Quelques étapes gourmandes jalonnent le parcours :
- À la montée, la bergerie du Melu, où Félix sert charcuterie, fromage, bière et vin corses
- Plus bas, la fromagerie de Grotelle de Jean-Paul et Claire régale les randonneurs de brocciu, miel et fromages du pays
Ces haltes réchauffent autant le corps que la mémoire, avec la vallée de la Restonica qui s’étend à perte de vue.
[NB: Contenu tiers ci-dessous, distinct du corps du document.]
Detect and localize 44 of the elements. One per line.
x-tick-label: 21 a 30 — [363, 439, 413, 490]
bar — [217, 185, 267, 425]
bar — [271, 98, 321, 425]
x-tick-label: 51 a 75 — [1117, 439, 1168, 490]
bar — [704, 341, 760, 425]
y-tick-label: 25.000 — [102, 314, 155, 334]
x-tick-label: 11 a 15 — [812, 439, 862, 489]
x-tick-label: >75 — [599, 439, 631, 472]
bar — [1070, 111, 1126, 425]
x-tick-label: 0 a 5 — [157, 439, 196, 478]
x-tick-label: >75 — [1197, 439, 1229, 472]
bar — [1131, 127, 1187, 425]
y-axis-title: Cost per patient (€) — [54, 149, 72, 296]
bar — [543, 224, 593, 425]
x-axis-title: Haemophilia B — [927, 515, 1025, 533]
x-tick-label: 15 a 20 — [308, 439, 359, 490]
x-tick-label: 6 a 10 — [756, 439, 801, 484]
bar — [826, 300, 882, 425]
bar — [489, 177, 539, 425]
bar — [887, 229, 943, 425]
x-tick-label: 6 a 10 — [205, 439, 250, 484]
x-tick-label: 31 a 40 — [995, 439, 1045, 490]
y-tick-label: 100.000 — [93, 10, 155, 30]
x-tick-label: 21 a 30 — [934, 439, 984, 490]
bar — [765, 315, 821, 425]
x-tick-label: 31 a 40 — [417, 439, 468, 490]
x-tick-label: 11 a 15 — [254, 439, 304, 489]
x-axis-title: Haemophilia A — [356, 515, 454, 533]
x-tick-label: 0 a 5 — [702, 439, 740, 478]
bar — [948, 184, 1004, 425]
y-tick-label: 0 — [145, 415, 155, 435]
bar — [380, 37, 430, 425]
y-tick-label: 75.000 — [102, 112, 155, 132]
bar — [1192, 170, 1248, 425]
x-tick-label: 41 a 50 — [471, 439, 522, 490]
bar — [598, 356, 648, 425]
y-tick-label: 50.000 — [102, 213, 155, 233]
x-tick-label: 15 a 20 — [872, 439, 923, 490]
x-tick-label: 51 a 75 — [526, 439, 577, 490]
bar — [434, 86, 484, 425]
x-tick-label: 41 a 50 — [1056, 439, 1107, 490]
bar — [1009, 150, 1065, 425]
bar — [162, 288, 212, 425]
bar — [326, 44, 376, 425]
Pour passer la nuit, Corte propose tout type d’hébergement : hôtels, chambres d’hôtes, campings (Tuani près des Grotelle, U Sognu à la sortie de Corte). Le bivouac reste interdit. Plus bas, la Restonica façonne des piscines naturelles d’une limpidité saisissante, idéales pour se rafraîchir après la marche. Les plus aventureux s’essaieront au canyoning : Tavignano, Petit Vecchio, Verghellu, autant de descentes réputées autour de Corte. Et la citadelle, plantée sur son éperon, veille encore, imposant le silence d’une histoire qui ne s’efface pas.